OVERALL EVALUATION OF THE STATE OF RegClim - Phase I

by the project leader Trond Iversen

At the outset of the RegClim project the Programme Board expressed a clear wish that new research on climate change in Norway should have a regional aim, be founded on already existing competence, and should be a co-ordinated effort between institutions with the relevant competence. The present RegClim-project has in its first phase that started in autumn 1997 without doubt satisfied these criteria.

Scientific and practical results are now being produced in all principal tasks (PT) in the project, both under the overall aim I (regionalization of global scenarios) and under overall aim II (regional scale forcing and processes). This situation has mainly developed during the last year after about one year used to solve considerable logistics problems.

Running climate simulations with up-to-date models not only requires fast computers, but also huge storage requirements, availability of observation data for model validation, and data from global scenario runs from climate centres. The project leader group put much emphasis on establishing good relations to other programmes in the Nordic countries and, in particular, the Max-Planck-Institute climate centre in Hamburg. Letters of intent have been signed with these partners. We have also investigated the possibility to establish similar links to the UKMO Hadley Centre for climate prediction and research. These contacts ensured that RegClim quickly could retrieve necessary data from climate simulations and for the best estimate of today’s climate (from ECMWF, ERA-database). In the near future it is planned to co-ordinate scenario runs for downscaling with the Nordic sister projects in Sweden and Denmark.

Another initial challenge for RegClim was the data storage capacity needed. This was partly solved by extraordinary funds from RC, and partly by an own contribution from DNMI (a tape robot). The latter took some more time than anticipated since due to technical and security problems.

The project leader group has also put much emphasis on information to the public from the project. On several occasions in newspapers and television and radio broadcasting, RegClim scientists have participated. We have also established a Newsletter in the bi-monthly popular paper CICERONE, which is published by Cicero, which is a university centre at University of Oslo.

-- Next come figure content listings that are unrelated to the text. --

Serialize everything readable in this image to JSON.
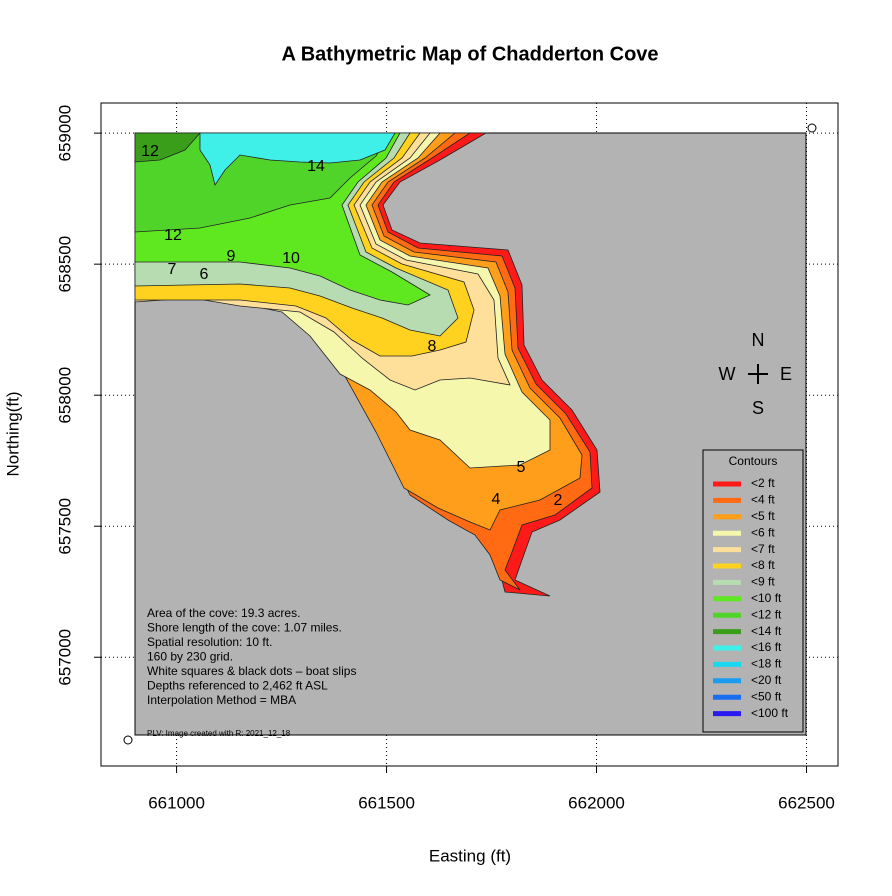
{
  "chart_data": {
    "type": "map",
    "title": "A Bathymetric Map of  Chadderton Cove",
    "x_label": "Easting (ft)",
    "y_label": "Northing(ft)",
    "xlim": [
      660820,
      662575
    ],
    "ylim": [
      656585,
      659115
    ],
    "xticks": [
      661000,
      661500,
      662000,
      662500
    ],
    "yticks": [
      657000,
      657500,
      658000,
      658500,
      659000
    ],
    "grid": true,
    "contour_labels": [
      "14",
      "12",
      "12",
      "9",
      "10",
      "7",
      "6",
      "8",
      "5",
      "4",
      "2"
    ],
    "compass": {
      "n": "N",
      "w": "W",
      "e": "E",
      "s": "S"
    },
    "annotations": [
      "Area of the cove: 19.3 acres.",
      "Shore length of the cove: 1.07 miles.",
      "Spatial resolution: 10 ft.",
      "160 by 230 grid.",
      "White squares & black dots – boat slips",
      "Depths referenced to 2,462 ft ASL",
      "Interpolation Method =  MBA"
    ],
    "footnote": "PLV: Image created with R: 2021_12_18",
    "legend": {
      "title": "Contours",
      "corner": "bottom-right",
      "entries": [
        {
          "label": "<2 ft",
          "color": "#ff1a1a"
        },
        {
          "label": "<4 ft",
          "color": "#ff6a13"
        },
        {
          "label": "<5 ft",
          "color": "#ff9e1b"
        },
        {
          "label": "<6 ft",
          "color": "#f5f7ad"
        },
        {
          "label": "<7 ft",
          "color": "#ffe09a"
        },
        {
          "label": "<8 ft",
          "color": "#ffd21f"
        },
        {
          "label": "<9 ft",
          "color": "#b8dcb2"
        },
        {
          "label": "<10 ft",
          "color": "#5fe820"
        },
        {
          "label": "<12 ft",
          "color": "#50d42a"
        },
        {
          "label": "<14 ft",
          "color": "#3a9e1a"
        },
        {
          "label": "<16 ft",
          "color": "#3ff0e8"
        },
        {
          "label": "<18 ft",
          "color": "#1ad8f0"
        },
        {
          "label": "<20 ft",
          "color": "#1a9cf0"
        },
        {
          "label": "<50 ft",
          "color": "#1a6cf0"
        },
        {
          "label": "<100 ft",
          "color": "#2a1af0"
        }
      ]
    }
  }
}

Results are now being produced continuously, less than two years after the project started. The reason for this success is of course that there has long been a well qualified scientific community at Norwegian institutions. Norway was among the pioneer nations when atmospheric numerical models came into use in the 1950s, and education in meteorology, and to an increasing extent in oceanography, has for decades been based on numerical calculations and models. Furthermore, before the RegClim-project started, there were already some activities going on at different institutions now participating in RegClim. Thus, when the Norwegian authorities decided to start a co-ordinated effort in climate modelling in Norway, the time was actually more than ripe. It was also important for a quick start that institutions were allowed to build on the competence and experience gained with model tools.

Following this overall evaluation there is a long list of publication from RegClim. Only a few, but still a considerable part, of these are published in peer-review journals. The project leaders now put emphasis on a regular publication of results from the project, in reports as well as in presentations in symposia and in scientific journals. RegClim will publish a General Technical Report twice per year containing the latest news from the PTs along with contributions from invited speakers to our annual workshop in spring. In addition, separate technical reports are being produced and submission of manuscripts to journals is encouraged.

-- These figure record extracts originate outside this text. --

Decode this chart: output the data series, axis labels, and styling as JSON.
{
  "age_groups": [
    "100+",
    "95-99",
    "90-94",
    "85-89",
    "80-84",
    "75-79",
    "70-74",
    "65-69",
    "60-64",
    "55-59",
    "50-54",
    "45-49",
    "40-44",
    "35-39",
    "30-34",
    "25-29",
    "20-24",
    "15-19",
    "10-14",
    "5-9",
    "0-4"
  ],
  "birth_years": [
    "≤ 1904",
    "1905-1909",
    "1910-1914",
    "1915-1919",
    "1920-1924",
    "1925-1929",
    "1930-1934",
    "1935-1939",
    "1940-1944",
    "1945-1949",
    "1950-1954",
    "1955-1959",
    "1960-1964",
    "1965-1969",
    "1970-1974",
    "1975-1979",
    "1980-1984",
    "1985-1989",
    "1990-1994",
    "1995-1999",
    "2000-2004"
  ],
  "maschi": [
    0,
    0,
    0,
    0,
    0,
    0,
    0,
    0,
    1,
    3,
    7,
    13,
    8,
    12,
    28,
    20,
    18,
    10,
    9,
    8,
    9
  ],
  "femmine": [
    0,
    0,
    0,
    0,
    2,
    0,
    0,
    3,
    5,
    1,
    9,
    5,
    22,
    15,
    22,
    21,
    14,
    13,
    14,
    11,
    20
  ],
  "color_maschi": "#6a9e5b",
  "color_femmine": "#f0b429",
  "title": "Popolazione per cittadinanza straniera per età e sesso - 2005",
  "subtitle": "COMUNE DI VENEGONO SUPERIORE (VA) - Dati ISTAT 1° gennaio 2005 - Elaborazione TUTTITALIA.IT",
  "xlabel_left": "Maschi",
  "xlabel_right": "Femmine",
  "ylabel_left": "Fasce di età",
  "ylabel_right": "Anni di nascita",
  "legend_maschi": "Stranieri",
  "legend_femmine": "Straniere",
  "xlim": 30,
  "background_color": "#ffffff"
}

Details about results from RegClim up to now is well documented in the enclosed General Technical Report No. 1 from Dec. 1998, and the draft of General Technical Report No. 2 of June 1999. The reader can there see that the project has at least reached as far as in the original plans. This can also be verified by reading comments by the Principal Investigators (PI) under each task of their PTs in chapter 5 of the present project description. I do not find it necessary to repeat this in this overview of the situation, more than confirming the RegClim now is in an extremely busy result-producing phase. The main challenge now and in the immediate future is to be sure to use sufficient time and resources on result evaluation and publication.

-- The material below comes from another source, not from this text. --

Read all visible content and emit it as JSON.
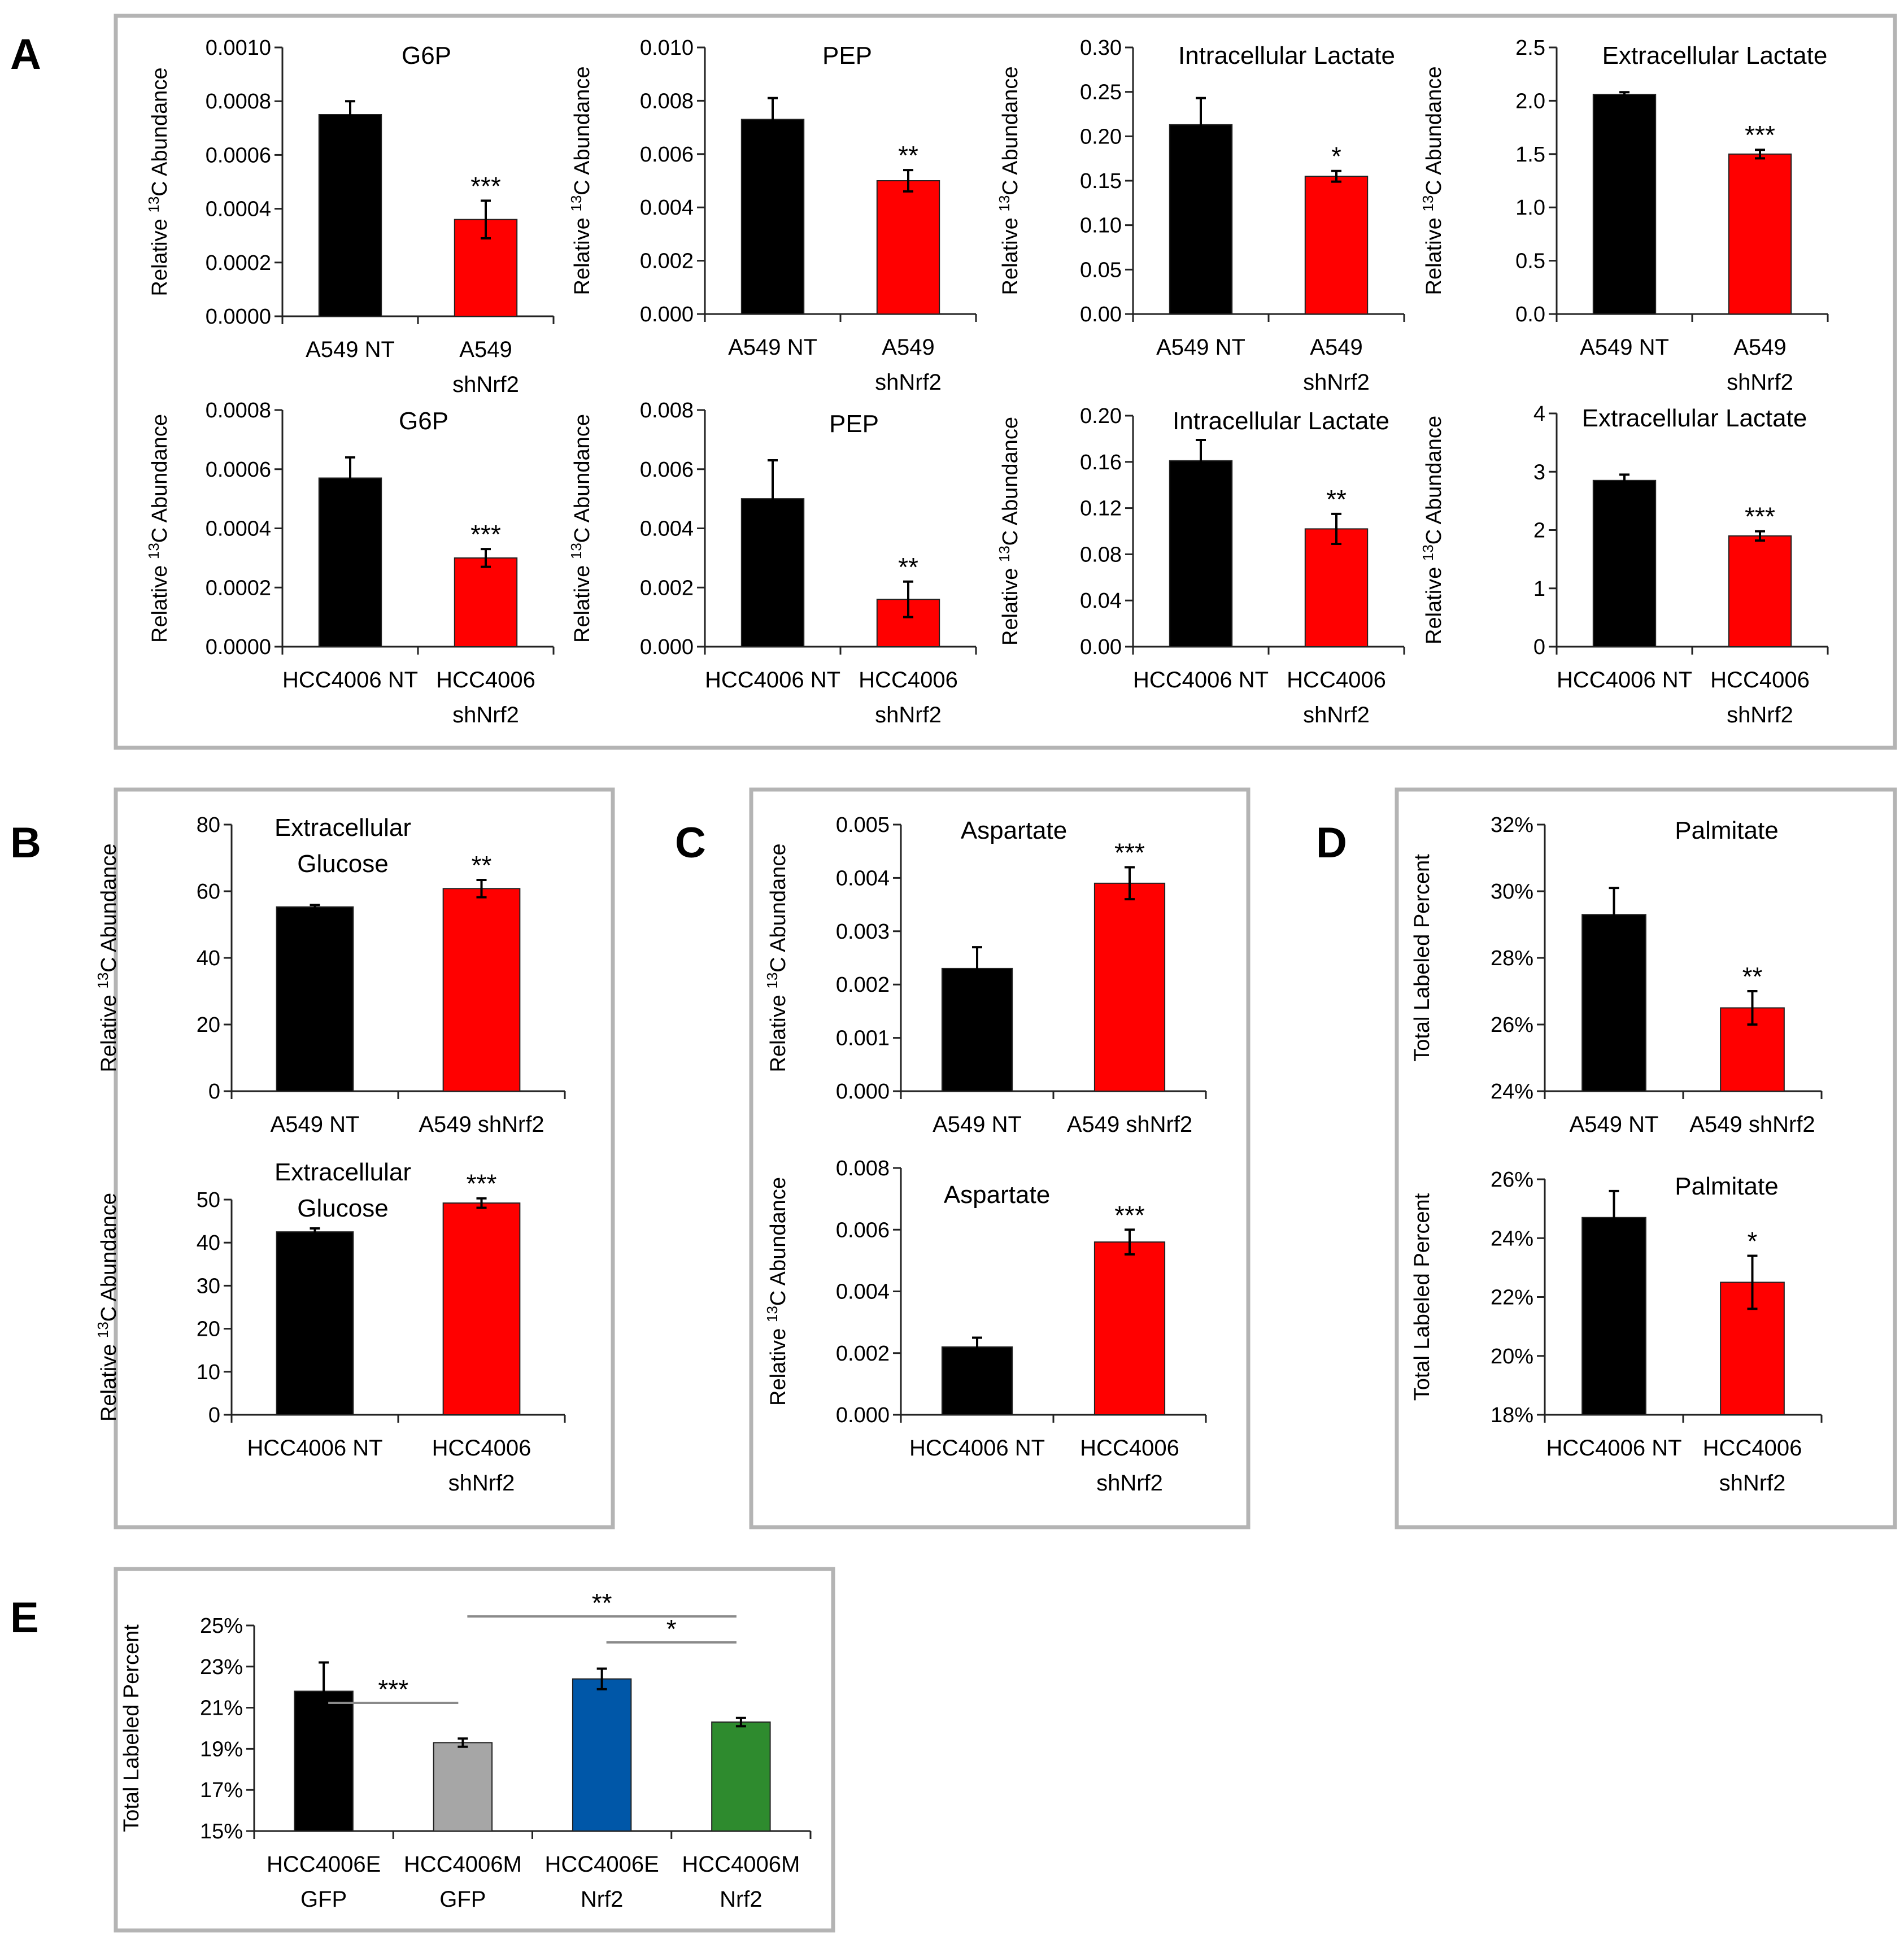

It should also be mentioned that new scientific and technical problems pop up as one proceed in the work. This may occasionally lead to delays compared to original plans, but so far these have not been serious.

RegClim has submitted results as described in papers and reports to relevant chapters of the upcoming IPCC Third Assessment Report. It will, however, be a decision by the lead authors and the reviewers to what extent these contributions will be used. Two of the lead authors are participating in RegClim: Professor Ivar Isaksen and Dr. Gunnar Myhre.

A nice surprise is that several of the models need less computer time than originally anticipated. In dynamical downscaling for example, this has the nice consequence that quite long (multidecadal) scenario-runs can be made as opposed to shorter time-slices under certain circulation regimes. Another consequence is that the dynamical downscaling can be made coupled to a slab ocean and sea-ice model, opening up for more realistic results in Norway. A full coupling between the global model, with grid focus on the Nordic Seas, and the three-dimensional ocean model is now also practically possible.

All-in-all, I am presently proud to be a project leader for such a success as RegClim seems to become. When presenting RegClim in talks, the problem is now which results to pick from, whereas for only 8-10 months ago I could only present plans.